La phase comprise entre la présentation des secours et l’établissement d’un moyen hydraulique est appelée temps de vulnérabilité.
Idée methodologie :
- faire un trait au moment de l’entrée dans le volume (reconnaissances en cours)
- puis compléter par un deuxième trait au moment de la sortie pour former une croix (reconnaissances effectuées)
- un cercle autour de cette croix peut compléter ce code, signifiant qu’une seconde reconnaissance a été effectuée dans ce local
Rappel > découverte de victime :
En cas de découverte d’une victime, son sauvetage ou sa mise en sécurité peut être facilité grâce à l’emploi de la cagoule d’évacuation ou d’un système équivalent.

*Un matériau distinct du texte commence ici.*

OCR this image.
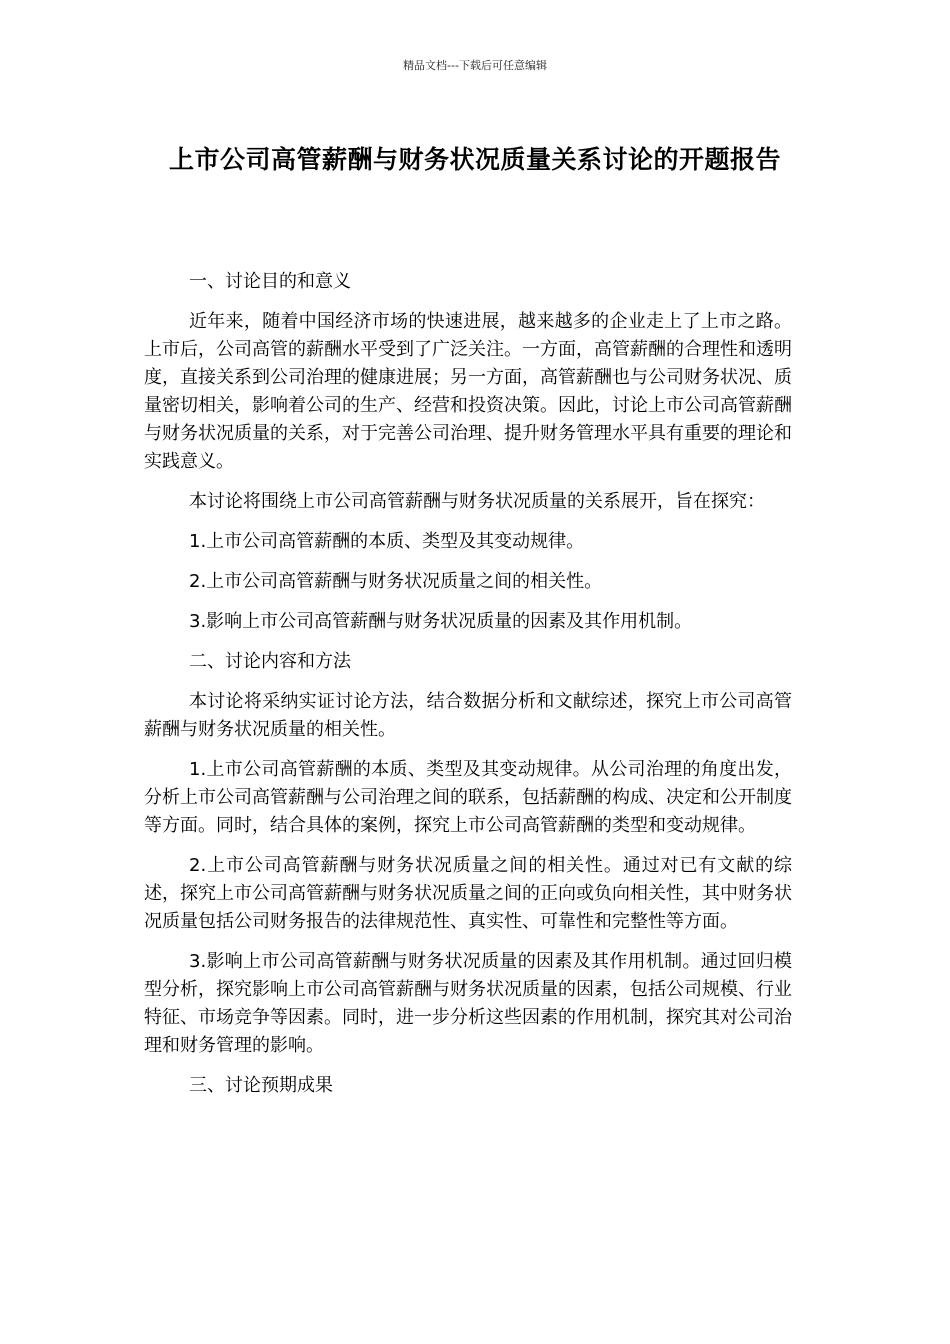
精品文档---下载后可任意编辑
上市公司高管薪酬与财务状况质量关系讨论的开题报告

一、讨论目的和意义

近年来，随着中国经济市场的快速进展，越来越多的企业走上了上市之路。上市后，公司高管的薪酬水平受到了广泛关注。一方面，高管薪酬的合理性和透明度，直接关系到公司治理的健康进展；另一方面，高管薪酬也与公司财务状况、质量密切相关，影响着公司的生产、经营和投资决策。因此，讨论上市公司高管薪酬与财务状况质量的关系，对于完善公司治理、提升财务管理水平具有重要的理论和实践意义。

本讨论将围绕上市公司高管薪酬与财务状况质量的关系展开，旨在探究：

1.上市公司高管薪酬的本质、类型及其变动规律。

2.上市公司高管薪酬与财务状况质量之间的相关性。

3.影响上市公司高管薪酬与财务状况质量的因素及其作用机制。

二、讨论内容和方法

本讨论将采纳实证讨论方法，结合数据分析和文献综述，探究上市公司高管薪酬与财务状况质量的相关性。

1.上市公司高管薪酬的本质、类型及其变动规律。从公司治理的角度出发，分析上市公司高管薪酬与公司治理之间的联系，包括薪酬的构成、决定和公开制度等方面。同时，结合具体的案例，探究上市公司高管薪酬的类型和变动规律。

2.上市公司高管薪酬与财务状况质量之间的相关性。通过对已有文献的综述，探究上市公司高管薪酬与财务状况质量之间的正向或负向相关性，其中财务状况质量包括公司财务报告的法律规范性、真实性、可靠性和完整性等方面。

3.影响上市公司高管薪酬与财务状况质量的因素及其作用机制。通过回归模型分析，探究影响上市公司高管薪酬与财务状况质量的因素，包括公司规模、行业特征、市场竞争等因素。同时，进一步分析这些因素的作用机制，探究其对公司治理和财务管理的影响。

三、讨论预期成果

L’assistance respiratoire à une victime au moyen de la cagoule d’évacuation peut être assurée de trois façons, décrites ci-après :
- mise en œuvre de la cagoule d’évacuation sur la 2ème sortie moyenne pression de l’ARI d’un membre du binôme
- mise en œuvre de la cagoule d’évacuation d’un sac d’assistance en air respirable (SAAR)
- mise en œuvre d’une cagoule autonome (à cartouche filtrante).
Dans tous les cas, il convient d’affecter cette mission au sauveteur disposant de la plus grande autonomie, et de :
- prendre contact avec la victime
- expliquer à la victime la procédure
- équiper la victime de la cagoule
- évacuer la victime vers un lieu protégé des effets du sinistre
Les sauvetages
Le sauvetage consiste à extraire une personne soumise à un danger vital et imminent dont elle ne peut se soustraire elle-même (GDO).
En revanche, la détermination des moyens permettant la sauvegarde des vies peut passer par des sous objectifs qui peuvent nécessiter une action préalable d’extinction ou de maîtrise du feu. Ainsi, il ne faut pas perdre de vue que la mise en œuvre d’un moyen hydraulique de façon simultanée facilitera les actions de sauvetage.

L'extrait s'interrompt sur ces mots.